PEG-PLGA nanoparticles could maintain adequate concentrations of endostar in plasma and tumor, thereby improving its antitumor effect. PEG-PLGA nanoparticles have a great potential to be protein drug carriers. Although more of their characteristics need to be investigated, and some disadvantages need to be overcome, including passive targeting, low drug-loading capacity, and sensitization, PEG-PLGA nanoparticles could be modified to be specific for cancer and applied in the clinical setting as a protein carrier system in the future.
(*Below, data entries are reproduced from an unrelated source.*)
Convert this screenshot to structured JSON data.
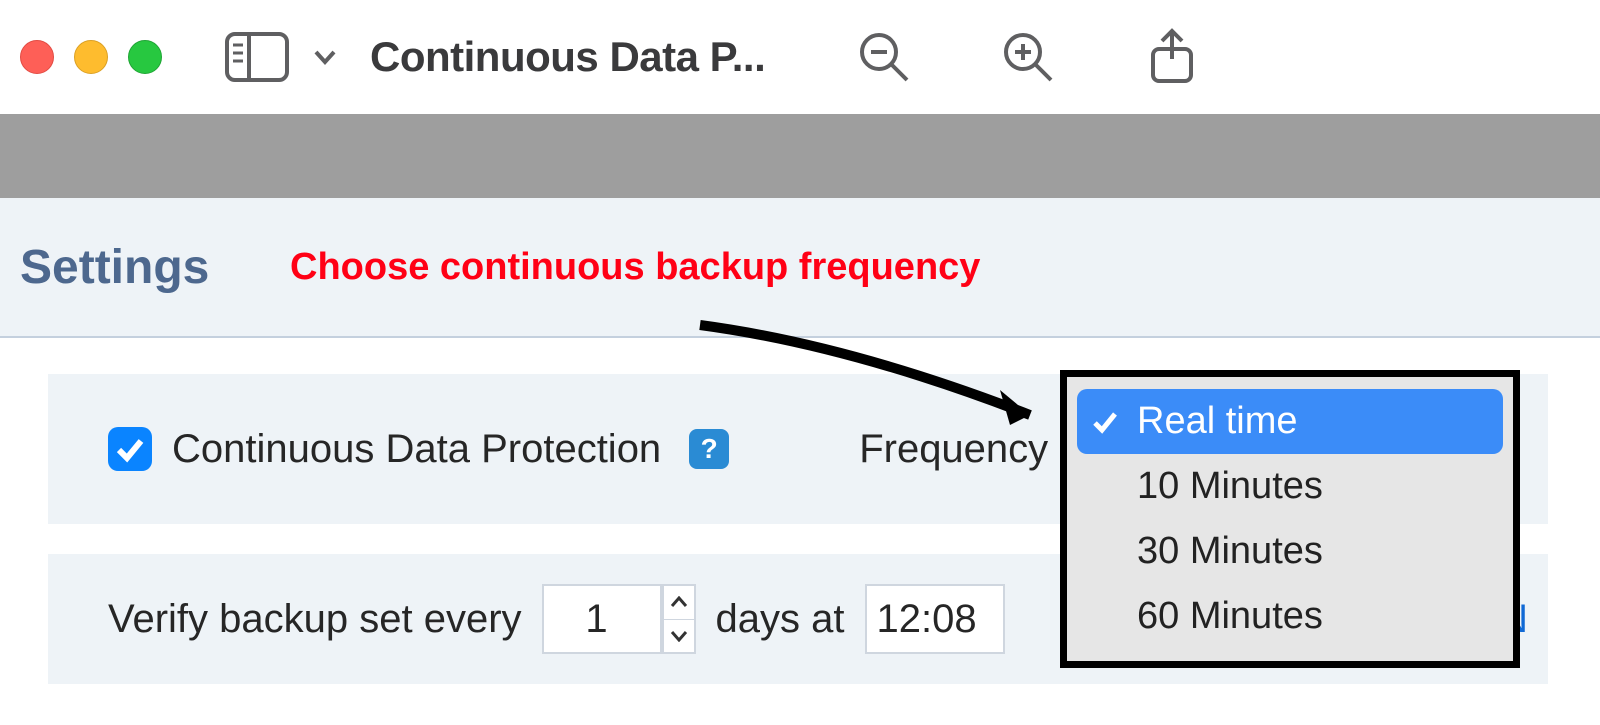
{
  "titlebar": {
    "title": "Continuous Data P..."
  },
  "settings": {
    "heading": "Settings",
    "annotation": "Choose continuous backup frequency"
  },
  "cdp": {
    "checkbox_checked": true,
    "label": "Continuous Data Protection",
    "help_symbol": "?",
    "frequency_label": "Frequency"
  },
  "frequency_dropdown": {
    "selected": "Real time",
    "options": [
      "Real time",
      "10 Minutes",
      "30 Minutes",
      "60 Minutes"
    ]
  },
  "verify": {
    "prefix": "Verify backup set every",
    "days_value": "1",
    "days_suffix": "days at",
    "time_value": "12:08",
    "link_fragment": "y N"
  }
}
In this study, we prepared endostar-loaded PEG-PLGA nanoparticles in an innovative way and found that they were useful for sustained release of endostar. Although many other characteristics need to be investigated, endostar-loaded PEG-PLGA nanoparticles may improve the anticancer activity of endostar by changing the pharmacokinetic behavior of endostar in vivo.
This work was supported by the National High Technology Research and Development Program 863 Fund of China (No.2007AA021802).
The authors report no conflicts of interest in this work.